"Crypto Rug Pulls Surge in Devastating Impact: DappRadar Report"

"Crypto Rug Pulls Surge in Devastating Impact: DappRadar Report"

Crypto Rug Pulls: Decrease in Frequency, Increase in Devastation

According to a recent report from blockchain analytics platform DappRadar, there has been a 66% year-on-year decrease in the number of crypto rug pulls in 2025 compared to the previous year. However, despite the drop in frequency, the size of each rug pull has been on the rise, making them more devastating than ever.

In early 2024, there were 21 separate incidents of rug pulls, while in 2025, there have been only seven so far. Despite this decrease, the total losses from rug pulls since the beginning of 2025 have reached nearly $6 billion, as reported by DappRadar. The majority of these losses, 92% to be precise, can be attributed to the collapse of Mantra's OM token, which the founders vehemently deny was a rug pull.

Comparatively, during the same period in early 2024, total losses from rug pulls stood at $90 million. This shift in the crypto landscape indicates that while rug pulls are happening less frequently, their impact is far more severe when they do occur, according to DappRadar analyst Sara Gherghelas.

"The scams are increasingly sophisticated, often orchestrated by teams with polished branding and well-planned narratives."

Memecoins Leading the Charge in Rug Pulls

Gherghelas notes that the nature of rug pulls is evolving, with memecoins taking the spotlight in 2025. In the first quarter of 2024, most rug pulls originated in DeFi protocols, NFT projects, and memecoins, while in the same timeframe in 2025, memecoins have been the main culprit.

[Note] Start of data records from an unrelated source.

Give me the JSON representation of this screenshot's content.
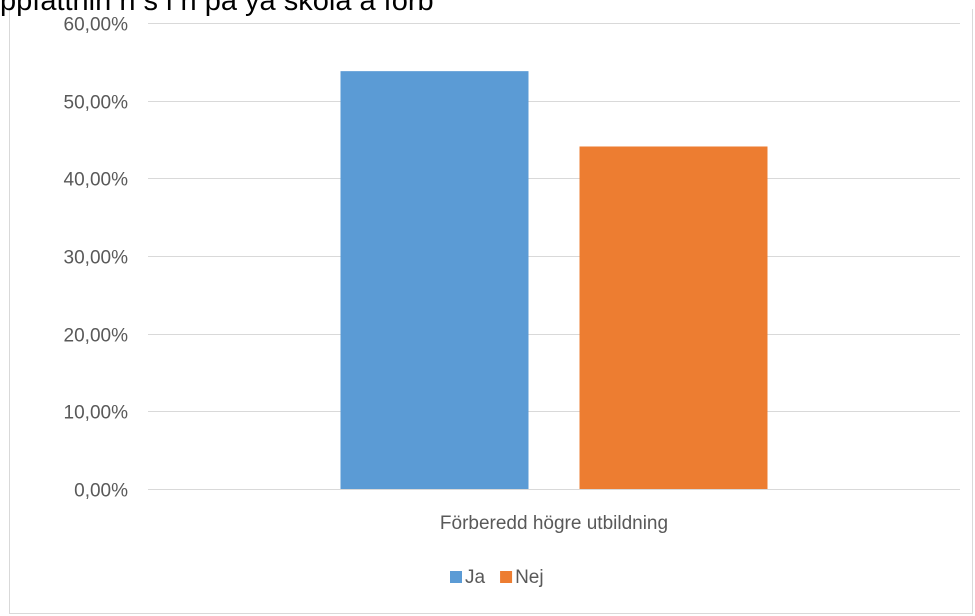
{
  "overflow_text": "ppfattnin     n    s    l   n    pa    ya    skola    a    förb",
  "chart_data": {
    "type": "bar",
    "categories": [
      "Förberedd högre utbildning"
    ],
    "series": [
      {
        "name": "Ja",
        "values": [
          53.8
        ],
        "color": "#5b9bd5"
      },
      {
        "name": "Nej",
        "values": [
          44.1
        ],
        "color": "#ed7d31"
      }
    ],
    "ylim": [
      0,
      60
    ],
    "yticks": [
      "0,00%",
      "10,00%",
      "20,00%",
      "30,00%",
      "40,00%",
      "50,00%",
      "60,00%"
    ],
    "ytick_values": [
      0,
      10,
      20,
      30,
      40,
      50,
      60
    ],
    "grid": true,
    "gridline_color": "#d9d9d9",
    "legend_position": "bottom"
  }
}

One of the recent high-profile cases of a rug pull involved Libertad project's native Solana token, Libra (LIBRA). The token surged to a market capitalization of $4.56 billion on Feb. 14 after Argentina's president, Javier Milei, endorsed it. However, the token plummeted by over 94% after Milei deleted the post, leading to accusations of a pump-and-dump scheme.

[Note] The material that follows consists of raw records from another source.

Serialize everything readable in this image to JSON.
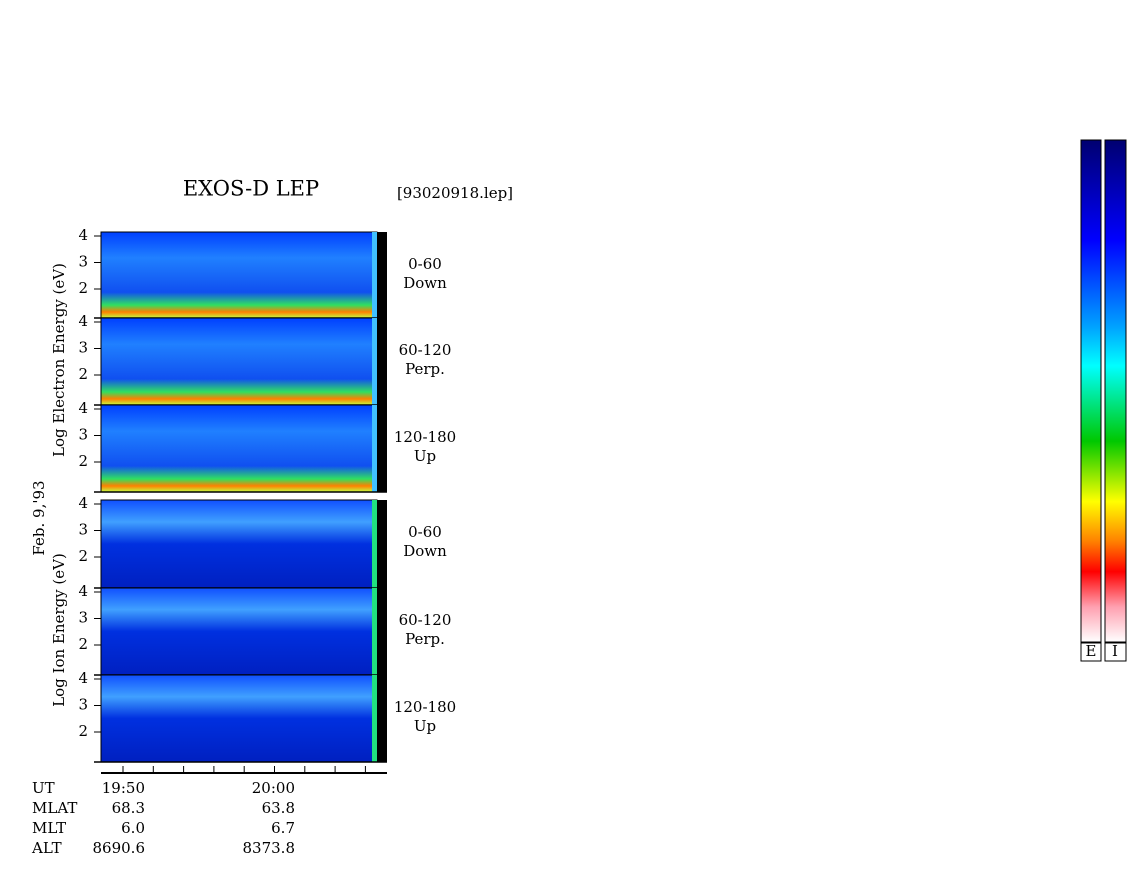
{
  "title": "EXOS-D LEP",
  "file": "[93020918.lep]",
  "date": "Feb. 9,'93",
  "yticks": [
    4,
    3,
    2
  ],
  "electron": {
    "axis_label": "Log  Electron  Energy (eV)",
    "panels": [
      {
        "angle": "0-60",
        "direction": "Down"
      },
      {
        "angle": "60-120",
        "direction": "Perp."
      },
      {
        "angle": "120-180",
        "direction": "Up"
      }
    ]
  },
  "ion": {
    "axis_label": "Log   Ion  Energy (eV)",
    "panels": [
      {
        "angle": "0-60",
        "direction": "Down"
      },
      {
        "angle": "60-120",
        "direction": "Perp."
      },
      {
        "angle": "120-180",
        "direction": "Up"
      }
    ]
  },
  "orbit": {
    "rows": [
      {
        "label": "UT",
        "values": [
          "19:50",
          "20:00"
        ]
      },
      {
        "label": "MLAT",
        "values": [
          "68.3",
          "63.8"
        ]
      },
      {
        "label": "MLT",
        "values": [
          "6.0",
          "6.7"
        ]
      },
      {
        "label": "ALT",
        "values": [
          "8690.6",
          "8373.8"
        ]
      }
    ]
  },
  "colorbar_labels": [
    "E",
    "I"
  ]
}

"Rug pulls and exit scams continue to pose a persistent threat, especially in ecosystems where projects can quickly gain traction through hype and then vanish with user funds overnight," said Gherghelas.

Spotting the Red Flags for Rug Pulls

Gherghelas highlights some red flags that could indicate a project is a rug pull. These include a sudden spike in unique active wallets without a valid reason, unusually high volume paired with low user activity, unverified smart contracts, limited GitHub activity, anonymous developer teams, DApps that spike overnight, among others.

"As the industry matures, so do the tactics used by bad actors. But the tools available to users are also getting stronger," Gherghelas said. "While rug pulls may never be completely eradicated, their impact can be significantly reduced when users are equipped with the right information."

Overall, the crypto landscape continues to evolve, with rug pulls becoming less frequent but more damaging when they do occur. As investors navigate the volatile market, staying informed and vigilant is key to avoiding falling victim to rug pulls and exit scams.